Dans « La dimension cachée », E.T. Hall invente le mot « proxémie » et est l'un des premiers à considérer l'espace comme un produit culturel. Il y aurait 4 distances entre les gens : intime, personnelle, sociale et publique. Il divise chaque distance en 2 modes : proche et éloigné.
- distance intime proche = acte sexuel ou lutte, éloigné = 15 à 40 cm
- distance personnelle proche = 45 à 75 cm, éloigné = 75 à 125 cm
- distance sociale proche = 120 à 210 cm , éloigné = 210 à 360 cm
- distance publique proche = 360 à 750 cm, éloigné = 750 cm et +
(ai pas réussi à faire un tableau ici, désolée)
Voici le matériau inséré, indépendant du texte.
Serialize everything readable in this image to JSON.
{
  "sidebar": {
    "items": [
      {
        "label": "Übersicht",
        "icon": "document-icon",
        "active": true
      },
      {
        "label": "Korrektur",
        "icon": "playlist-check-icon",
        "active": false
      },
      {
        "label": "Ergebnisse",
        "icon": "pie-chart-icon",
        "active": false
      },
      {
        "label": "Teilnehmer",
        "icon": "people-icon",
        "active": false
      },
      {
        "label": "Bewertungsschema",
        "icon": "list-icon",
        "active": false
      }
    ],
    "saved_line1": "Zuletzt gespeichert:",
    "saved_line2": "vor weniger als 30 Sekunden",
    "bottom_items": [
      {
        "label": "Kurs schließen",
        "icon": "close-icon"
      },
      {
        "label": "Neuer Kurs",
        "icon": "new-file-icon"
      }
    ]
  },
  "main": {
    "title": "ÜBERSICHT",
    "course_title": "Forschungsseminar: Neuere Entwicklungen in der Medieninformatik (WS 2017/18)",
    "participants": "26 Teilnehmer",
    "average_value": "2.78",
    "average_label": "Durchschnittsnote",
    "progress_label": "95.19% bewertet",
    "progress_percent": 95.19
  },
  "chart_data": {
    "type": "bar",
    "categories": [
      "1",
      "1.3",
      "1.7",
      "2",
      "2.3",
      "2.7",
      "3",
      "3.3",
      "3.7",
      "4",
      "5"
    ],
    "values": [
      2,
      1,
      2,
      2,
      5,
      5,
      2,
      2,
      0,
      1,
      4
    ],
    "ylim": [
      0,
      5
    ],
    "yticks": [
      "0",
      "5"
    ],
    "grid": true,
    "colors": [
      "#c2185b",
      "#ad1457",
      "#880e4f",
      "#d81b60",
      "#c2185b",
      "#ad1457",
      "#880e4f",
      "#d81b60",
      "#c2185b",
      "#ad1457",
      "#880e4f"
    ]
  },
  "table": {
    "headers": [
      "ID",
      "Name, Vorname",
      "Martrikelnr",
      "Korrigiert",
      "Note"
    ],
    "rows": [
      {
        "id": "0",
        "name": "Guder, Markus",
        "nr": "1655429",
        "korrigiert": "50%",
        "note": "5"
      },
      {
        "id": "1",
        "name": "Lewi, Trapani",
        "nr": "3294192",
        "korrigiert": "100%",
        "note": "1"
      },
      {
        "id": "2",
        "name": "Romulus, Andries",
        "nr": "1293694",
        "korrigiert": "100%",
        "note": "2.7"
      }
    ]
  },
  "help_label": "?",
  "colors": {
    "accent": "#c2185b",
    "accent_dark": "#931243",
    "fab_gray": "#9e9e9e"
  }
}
En vrac : les Américains ne ferment pas leur porte au travail et parlent fort pour éviter que l'on pense qu'ils ont des choses à cacher. En France, les villes ont une forme d'étoile, aux États-Unis, les villes sont formées comme des échiquiers.
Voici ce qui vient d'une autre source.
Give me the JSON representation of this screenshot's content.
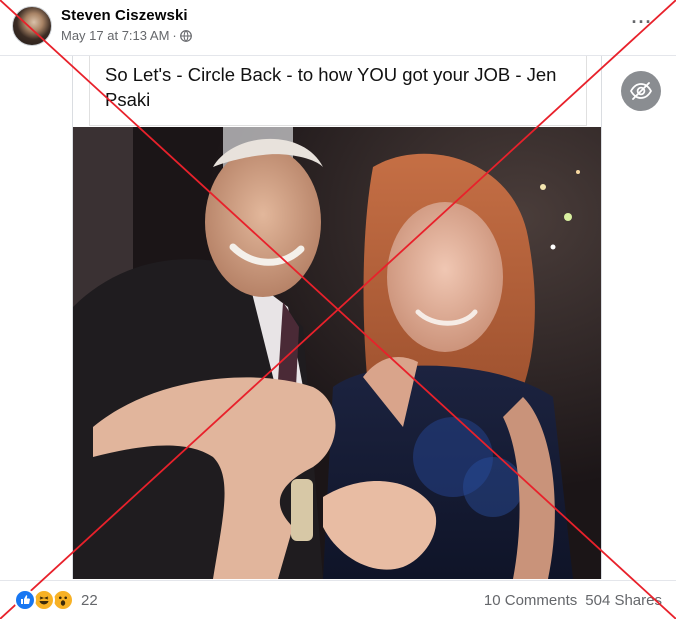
{
  "post": {
    "author": "Steven Ciszewski",
    "timestamp": "May 17 at 7:13 AM",
    "separator": "·",
    "audience_icon": "globe-icon",
    "more_label": "···",
    "caption": "So Let's - Circle Back - to how YOU got your JOB - Jen Psaki"
  },
  "footer": {
    "reaction_icons": [
      "like-icon",
      "haha-icon",
      "wow-icon"
    ],
    "reaction_count": "22",
    "comments": "10 Comments",
    "shares": "504 Shares"
  },
  "overlay": {
    "eye_icon": "eye-slash-icon",
    "fact_check_mark_color": "#e8212b"
  },
  "colors": {
    "like_blue": "#1877f2",
    "emoji_yellow": "#f7b125",
    "secondary_text": "#65676b",
    "eye_button_bg": "#8a8d91"
  }
}
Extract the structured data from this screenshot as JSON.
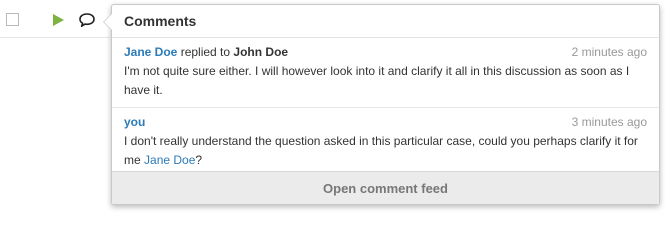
{
  "popover": {
    "title": "Comments",
    "comments": [
      {
        "author": "Jane Doe",
        "verb": "replied to",
        "recipient": "John Doe",
        "time": "2 minutes ago",
        "body": "I'm not quite sure either. I will however look into it and clarify it all in this discussion as soon as I have it."
      },
      {
        "author": "you",
        "time": "3 minutes ago",
        "body": "I don't really understand the question asked in this particular case, could you perhaps clarify it for me ",
        "mention": "Jane Doe",
        "body_end": "?"
      }
    ],
    "footer_label": "Open comment feed"
  },
  "icons": {
    "play": "play-icon",
    "comment": "speech-bubble-icon"
  },
  "colors": {
    "accent_link": "#2b7bb9",
    "play_green": "#7cb342",
    "footer_bg": "#ebebeb"
  }
}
S'étant penché sur le problème de l'espace, Hall a été l'un des premiers à dire que « l'afflux démographique dans toutes les villes du monde crée une série de cloaques de comportement... » Le manque d'espace est l'une des causes de criminalité, de carence éducative et de pathologie physique (pas plus de précisions, dommage).
Dans « Le langage silencieux », Hall décrit les Américains dans leur gestion du temps. Ils sont poncuels et préfèrent faire les choses l'une aprés l'autre. Le temps est considéré comme un matériau que l'on peut gagner ou perdre, économiser ou gaspiller. La vision de l'avenir demeure proche dans le temps, ils ne considèrent pas les générations futures (y aurait-il un rapport avec les accords de Kyoto ?). La rapidité est primordiale : un homme lent est un homme irresponsable et impoli ( ! ).
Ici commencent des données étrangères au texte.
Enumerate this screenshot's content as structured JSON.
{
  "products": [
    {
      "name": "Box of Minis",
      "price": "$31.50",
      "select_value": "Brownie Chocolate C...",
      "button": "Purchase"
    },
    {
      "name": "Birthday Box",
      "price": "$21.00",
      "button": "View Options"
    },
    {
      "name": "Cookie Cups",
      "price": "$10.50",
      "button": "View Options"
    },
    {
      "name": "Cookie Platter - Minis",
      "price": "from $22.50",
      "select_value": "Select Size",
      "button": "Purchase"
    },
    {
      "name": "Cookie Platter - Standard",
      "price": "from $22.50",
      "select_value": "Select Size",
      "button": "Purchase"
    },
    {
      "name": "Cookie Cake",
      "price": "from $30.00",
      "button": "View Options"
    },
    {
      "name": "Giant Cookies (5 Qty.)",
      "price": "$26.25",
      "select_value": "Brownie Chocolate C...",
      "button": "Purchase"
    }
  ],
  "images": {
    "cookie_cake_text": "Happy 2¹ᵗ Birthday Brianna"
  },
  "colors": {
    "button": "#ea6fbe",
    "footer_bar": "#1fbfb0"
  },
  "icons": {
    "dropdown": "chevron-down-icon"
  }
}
En vrac : les Américains évitent tout contact physique avec un inconnu. Aux États-Unis, il y a beaucoup d'espaces uniformes, standards qui auraient influencé la vision américaine de production de masse, de standardisation (à méditer).
Je ne peux taire la vision machiste de Hall, qui, à plusieurs reprises dans ses ouvrages, dit que le territoire de la femme est celui de la cuisine (celui de l'homme est le bureau ou l'atelier)...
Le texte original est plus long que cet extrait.